Although large employers can breathe a sigh of relief in light of this announcement, they aren’t completely out of the woods. OSHA is only withdrawing the ETS “as an enforceable emergency temporary standard” and the agency is “not withdrawing the ETS as a proposed rule.” OSHA maintains that it is “prioritizing its resources to focus on finalizing a permanent COVID-19 Healthcare Standard.”
What Does This Mean for Your Organization?

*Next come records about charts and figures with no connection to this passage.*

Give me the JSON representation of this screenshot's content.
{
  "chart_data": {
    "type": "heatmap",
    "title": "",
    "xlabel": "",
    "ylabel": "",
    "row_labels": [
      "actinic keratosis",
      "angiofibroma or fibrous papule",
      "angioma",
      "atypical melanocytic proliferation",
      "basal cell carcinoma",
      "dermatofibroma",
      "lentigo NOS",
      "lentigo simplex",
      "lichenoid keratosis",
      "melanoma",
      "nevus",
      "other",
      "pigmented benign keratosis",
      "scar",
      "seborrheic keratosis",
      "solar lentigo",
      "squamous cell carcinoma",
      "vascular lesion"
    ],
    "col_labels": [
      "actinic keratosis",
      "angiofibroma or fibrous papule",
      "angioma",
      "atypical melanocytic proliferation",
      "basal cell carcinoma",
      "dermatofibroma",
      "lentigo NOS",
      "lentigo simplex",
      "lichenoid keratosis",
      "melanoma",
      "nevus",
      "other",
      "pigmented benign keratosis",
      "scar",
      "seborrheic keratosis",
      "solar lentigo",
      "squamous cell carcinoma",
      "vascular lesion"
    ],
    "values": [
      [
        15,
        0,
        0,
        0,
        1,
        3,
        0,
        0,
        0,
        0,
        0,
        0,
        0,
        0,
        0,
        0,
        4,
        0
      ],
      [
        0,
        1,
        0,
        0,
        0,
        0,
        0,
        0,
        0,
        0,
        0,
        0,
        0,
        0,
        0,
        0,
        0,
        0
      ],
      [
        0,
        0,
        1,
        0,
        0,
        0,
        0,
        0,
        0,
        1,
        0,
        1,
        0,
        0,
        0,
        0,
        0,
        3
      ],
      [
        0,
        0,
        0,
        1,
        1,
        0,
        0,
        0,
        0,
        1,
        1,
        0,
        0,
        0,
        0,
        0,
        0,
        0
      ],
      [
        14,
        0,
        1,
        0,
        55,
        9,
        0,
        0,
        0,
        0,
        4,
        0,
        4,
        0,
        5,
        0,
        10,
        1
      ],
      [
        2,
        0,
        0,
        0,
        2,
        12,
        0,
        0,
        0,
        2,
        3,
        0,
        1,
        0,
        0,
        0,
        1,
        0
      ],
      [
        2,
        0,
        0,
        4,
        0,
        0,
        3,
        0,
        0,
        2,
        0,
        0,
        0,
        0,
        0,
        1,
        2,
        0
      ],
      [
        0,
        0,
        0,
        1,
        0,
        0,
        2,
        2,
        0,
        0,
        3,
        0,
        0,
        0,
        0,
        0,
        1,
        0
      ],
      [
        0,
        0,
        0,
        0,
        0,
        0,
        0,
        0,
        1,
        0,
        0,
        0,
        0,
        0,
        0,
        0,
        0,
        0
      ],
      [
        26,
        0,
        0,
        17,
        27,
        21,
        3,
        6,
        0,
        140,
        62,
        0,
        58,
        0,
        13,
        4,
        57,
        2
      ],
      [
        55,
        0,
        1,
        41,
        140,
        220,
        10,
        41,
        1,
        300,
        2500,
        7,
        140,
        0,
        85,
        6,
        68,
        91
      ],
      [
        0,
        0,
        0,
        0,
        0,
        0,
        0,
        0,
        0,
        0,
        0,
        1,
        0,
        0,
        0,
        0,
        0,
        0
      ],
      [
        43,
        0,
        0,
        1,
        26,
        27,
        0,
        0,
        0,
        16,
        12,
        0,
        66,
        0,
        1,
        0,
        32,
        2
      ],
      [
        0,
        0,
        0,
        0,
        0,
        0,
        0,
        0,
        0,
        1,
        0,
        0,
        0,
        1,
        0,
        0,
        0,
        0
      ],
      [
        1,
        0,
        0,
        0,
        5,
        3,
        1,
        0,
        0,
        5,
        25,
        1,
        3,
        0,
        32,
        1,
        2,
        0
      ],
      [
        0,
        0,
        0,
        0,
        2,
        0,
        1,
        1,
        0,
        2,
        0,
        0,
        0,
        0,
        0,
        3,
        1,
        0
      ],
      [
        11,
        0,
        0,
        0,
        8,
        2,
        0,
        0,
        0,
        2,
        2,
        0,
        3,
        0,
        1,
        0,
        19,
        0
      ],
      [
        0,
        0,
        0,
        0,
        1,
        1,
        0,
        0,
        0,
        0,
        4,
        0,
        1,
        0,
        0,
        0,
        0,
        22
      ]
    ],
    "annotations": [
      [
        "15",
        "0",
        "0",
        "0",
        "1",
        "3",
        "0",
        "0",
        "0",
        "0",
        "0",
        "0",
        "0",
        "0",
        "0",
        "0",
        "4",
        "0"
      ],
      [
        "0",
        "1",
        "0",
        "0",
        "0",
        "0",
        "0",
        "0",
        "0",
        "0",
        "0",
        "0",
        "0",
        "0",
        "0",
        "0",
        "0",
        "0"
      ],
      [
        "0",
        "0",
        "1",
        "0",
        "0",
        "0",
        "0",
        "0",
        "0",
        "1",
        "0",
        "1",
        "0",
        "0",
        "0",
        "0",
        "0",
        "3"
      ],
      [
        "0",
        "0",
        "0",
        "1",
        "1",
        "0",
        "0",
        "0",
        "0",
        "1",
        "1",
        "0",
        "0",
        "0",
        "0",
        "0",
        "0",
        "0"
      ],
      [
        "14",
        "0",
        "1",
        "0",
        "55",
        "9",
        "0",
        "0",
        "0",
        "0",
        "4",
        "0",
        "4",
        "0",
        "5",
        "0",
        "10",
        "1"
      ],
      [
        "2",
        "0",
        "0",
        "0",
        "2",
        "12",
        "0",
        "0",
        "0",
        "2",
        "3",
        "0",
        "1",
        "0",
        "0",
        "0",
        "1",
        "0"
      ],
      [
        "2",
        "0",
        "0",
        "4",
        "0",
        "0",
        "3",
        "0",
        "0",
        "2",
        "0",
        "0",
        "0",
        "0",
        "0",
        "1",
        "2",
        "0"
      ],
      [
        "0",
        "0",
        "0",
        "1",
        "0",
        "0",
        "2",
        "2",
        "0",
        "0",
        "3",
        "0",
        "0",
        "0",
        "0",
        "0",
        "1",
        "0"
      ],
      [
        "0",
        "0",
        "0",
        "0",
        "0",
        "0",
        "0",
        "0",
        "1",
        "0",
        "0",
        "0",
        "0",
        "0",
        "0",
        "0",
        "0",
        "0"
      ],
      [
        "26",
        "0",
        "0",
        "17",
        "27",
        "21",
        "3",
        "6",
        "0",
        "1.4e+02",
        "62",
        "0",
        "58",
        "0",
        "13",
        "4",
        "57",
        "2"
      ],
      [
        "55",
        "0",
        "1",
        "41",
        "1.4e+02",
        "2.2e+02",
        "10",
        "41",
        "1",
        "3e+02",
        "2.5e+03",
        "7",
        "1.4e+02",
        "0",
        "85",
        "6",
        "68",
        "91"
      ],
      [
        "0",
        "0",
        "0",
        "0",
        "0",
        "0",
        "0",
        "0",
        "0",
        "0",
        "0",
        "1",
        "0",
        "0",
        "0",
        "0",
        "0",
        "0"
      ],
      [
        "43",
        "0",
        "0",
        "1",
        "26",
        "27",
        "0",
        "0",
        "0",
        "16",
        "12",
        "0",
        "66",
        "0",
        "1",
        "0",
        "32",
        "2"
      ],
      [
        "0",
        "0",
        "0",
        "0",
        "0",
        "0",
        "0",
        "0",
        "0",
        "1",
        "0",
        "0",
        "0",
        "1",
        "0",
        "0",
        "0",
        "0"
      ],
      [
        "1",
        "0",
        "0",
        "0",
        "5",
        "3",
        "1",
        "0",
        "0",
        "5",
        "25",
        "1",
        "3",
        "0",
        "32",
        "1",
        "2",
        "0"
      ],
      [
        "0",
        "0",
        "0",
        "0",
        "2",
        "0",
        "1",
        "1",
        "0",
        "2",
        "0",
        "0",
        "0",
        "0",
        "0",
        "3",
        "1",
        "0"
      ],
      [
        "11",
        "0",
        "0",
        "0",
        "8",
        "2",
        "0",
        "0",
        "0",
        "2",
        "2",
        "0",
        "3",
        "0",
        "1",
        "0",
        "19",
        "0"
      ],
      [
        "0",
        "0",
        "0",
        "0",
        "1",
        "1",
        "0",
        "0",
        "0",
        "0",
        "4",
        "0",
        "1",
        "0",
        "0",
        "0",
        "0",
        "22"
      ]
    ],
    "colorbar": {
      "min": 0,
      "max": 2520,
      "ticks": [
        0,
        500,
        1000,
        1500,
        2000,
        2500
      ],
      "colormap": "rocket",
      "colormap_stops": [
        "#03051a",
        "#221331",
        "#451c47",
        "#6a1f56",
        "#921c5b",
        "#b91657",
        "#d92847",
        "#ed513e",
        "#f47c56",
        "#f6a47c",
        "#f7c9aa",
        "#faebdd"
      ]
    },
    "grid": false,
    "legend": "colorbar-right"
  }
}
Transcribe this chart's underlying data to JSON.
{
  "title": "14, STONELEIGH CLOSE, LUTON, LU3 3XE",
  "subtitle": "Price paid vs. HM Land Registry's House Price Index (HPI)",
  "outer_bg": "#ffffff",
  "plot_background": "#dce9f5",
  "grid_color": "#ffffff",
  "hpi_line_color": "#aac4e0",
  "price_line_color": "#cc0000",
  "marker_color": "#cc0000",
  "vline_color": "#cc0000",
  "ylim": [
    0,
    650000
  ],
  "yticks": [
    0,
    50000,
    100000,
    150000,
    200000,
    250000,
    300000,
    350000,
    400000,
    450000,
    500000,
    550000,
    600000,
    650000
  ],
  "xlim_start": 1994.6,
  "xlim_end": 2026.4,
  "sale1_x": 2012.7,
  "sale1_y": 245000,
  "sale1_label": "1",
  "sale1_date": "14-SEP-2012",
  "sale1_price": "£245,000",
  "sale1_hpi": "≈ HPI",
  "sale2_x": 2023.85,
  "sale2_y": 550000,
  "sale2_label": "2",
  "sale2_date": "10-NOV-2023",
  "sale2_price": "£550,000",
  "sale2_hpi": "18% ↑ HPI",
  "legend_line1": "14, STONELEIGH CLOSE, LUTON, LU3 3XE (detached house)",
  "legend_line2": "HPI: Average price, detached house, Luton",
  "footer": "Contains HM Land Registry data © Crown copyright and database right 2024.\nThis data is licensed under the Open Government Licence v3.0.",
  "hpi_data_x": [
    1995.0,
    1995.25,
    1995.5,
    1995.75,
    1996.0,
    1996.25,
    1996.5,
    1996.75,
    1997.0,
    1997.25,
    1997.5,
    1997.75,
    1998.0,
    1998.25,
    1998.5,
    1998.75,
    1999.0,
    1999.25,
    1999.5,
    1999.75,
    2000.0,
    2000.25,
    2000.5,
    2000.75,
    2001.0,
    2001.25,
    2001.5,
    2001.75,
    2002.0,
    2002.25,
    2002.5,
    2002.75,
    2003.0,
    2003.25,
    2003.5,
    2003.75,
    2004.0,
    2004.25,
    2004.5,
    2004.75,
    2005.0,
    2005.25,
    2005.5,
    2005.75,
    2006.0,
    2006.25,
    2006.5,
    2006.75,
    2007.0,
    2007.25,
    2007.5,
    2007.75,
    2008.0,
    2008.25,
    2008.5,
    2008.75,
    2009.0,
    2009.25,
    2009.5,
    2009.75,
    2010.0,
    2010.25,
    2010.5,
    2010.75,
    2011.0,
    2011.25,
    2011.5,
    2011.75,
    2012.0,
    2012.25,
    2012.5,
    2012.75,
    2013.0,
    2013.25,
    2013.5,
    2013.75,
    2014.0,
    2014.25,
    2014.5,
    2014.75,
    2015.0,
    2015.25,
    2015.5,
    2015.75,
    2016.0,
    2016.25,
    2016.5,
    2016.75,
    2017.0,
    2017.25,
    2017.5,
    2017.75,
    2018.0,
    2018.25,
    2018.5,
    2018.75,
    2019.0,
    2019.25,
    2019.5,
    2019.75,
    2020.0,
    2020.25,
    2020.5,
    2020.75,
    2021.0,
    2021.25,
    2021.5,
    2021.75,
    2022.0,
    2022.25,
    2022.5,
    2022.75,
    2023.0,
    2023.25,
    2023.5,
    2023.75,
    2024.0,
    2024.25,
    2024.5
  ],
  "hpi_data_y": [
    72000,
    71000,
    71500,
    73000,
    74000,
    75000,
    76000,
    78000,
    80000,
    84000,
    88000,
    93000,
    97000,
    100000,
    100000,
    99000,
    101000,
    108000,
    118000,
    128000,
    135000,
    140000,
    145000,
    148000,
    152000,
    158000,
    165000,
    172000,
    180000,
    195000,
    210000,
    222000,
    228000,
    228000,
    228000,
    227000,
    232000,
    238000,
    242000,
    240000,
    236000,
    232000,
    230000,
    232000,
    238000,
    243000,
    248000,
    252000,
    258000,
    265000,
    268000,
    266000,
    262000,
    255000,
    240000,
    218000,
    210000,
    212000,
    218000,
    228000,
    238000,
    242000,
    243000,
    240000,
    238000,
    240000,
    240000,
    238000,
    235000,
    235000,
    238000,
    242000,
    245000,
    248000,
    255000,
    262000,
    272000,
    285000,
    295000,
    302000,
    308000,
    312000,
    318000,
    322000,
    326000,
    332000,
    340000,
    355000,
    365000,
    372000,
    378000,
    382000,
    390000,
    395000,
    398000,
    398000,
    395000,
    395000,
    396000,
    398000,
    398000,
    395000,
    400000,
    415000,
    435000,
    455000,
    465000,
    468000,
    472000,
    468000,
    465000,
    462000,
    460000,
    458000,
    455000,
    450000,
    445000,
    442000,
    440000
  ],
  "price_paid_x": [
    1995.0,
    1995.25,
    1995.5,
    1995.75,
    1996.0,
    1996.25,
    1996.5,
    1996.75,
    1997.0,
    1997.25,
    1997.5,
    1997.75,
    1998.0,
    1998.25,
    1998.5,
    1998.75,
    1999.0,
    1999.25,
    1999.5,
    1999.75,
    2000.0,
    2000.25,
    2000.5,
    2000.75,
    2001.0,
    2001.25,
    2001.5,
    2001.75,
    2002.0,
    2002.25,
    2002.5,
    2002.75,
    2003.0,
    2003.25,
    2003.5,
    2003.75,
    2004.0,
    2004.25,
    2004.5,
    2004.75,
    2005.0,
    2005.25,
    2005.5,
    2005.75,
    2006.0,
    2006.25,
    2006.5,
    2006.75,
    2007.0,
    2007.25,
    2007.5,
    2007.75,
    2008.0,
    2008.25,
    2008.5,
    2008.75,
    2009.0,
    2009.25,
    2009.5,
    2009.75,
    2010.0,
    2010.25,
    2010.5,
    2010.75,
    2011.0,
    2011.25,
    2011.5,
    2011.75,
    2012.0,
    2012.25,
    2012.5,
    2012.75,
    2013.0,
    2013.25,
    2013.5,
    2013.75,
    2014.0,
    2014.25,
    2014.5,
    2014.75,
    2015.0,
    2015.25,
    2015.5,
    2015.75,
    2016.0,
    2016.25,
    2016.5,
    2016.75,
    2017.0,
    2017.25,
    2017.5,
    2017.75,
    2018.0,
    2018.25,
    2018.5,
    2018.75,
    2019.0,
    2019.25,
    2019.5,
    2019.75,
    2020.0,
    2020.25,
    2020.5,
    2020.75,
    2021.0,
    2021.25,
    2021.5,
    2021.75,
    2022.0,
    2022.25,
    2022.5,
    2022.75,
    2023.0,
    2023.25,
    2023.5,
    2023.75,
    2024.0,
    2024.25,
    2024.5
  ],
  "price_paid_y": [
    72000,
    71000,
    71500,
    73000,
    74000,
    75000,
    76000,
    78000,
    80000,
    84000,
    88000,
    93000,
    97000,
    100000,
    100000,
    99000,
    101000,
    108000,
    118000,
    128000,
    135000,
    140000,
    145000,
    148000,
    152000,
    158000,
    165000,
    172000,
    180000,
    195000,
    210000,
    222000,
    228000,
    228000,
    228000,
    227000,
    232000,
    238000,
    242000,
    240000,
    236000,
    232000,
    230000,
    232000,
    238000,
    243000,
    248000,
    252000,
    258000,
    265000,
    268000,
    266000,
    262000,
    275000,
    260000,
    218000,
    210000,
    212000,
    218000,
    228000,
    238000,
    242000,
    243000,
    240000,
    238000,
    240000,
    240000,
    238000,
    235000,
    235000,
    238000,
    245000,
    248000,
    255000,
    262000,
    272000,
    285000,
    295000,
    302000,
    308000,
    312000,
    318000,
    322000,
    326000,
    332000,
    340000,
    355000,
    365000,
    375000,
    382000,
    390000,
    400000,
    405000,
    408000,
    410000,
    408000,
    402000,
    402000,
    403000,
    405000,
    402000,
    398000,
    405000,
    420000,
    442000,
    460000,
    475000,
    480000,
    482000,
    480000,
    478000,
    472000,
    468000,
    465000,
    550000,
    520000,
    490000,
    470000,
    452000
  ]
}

- Large employers should consult with legal counsel to determine whether they have compliance obligations under other applicable federal or state vaccination regulations. (For instance, the Supreme Court recently held that the Center for Medicare & Medicaid Services has the authority to issue and enforce COVID-19 vaccine requirements for staff in covered facilities that participate in Medicare and Medicaid.)
- OSHA’s announcement does not preclude employers from implementing their own vaccination policy, provided the policy complies with federal and state law.
- As OSHA has advised that it is working on issuing a “permanent” COVID-19 plan, employers should stay abreast of news pertaining to vaccine mandates.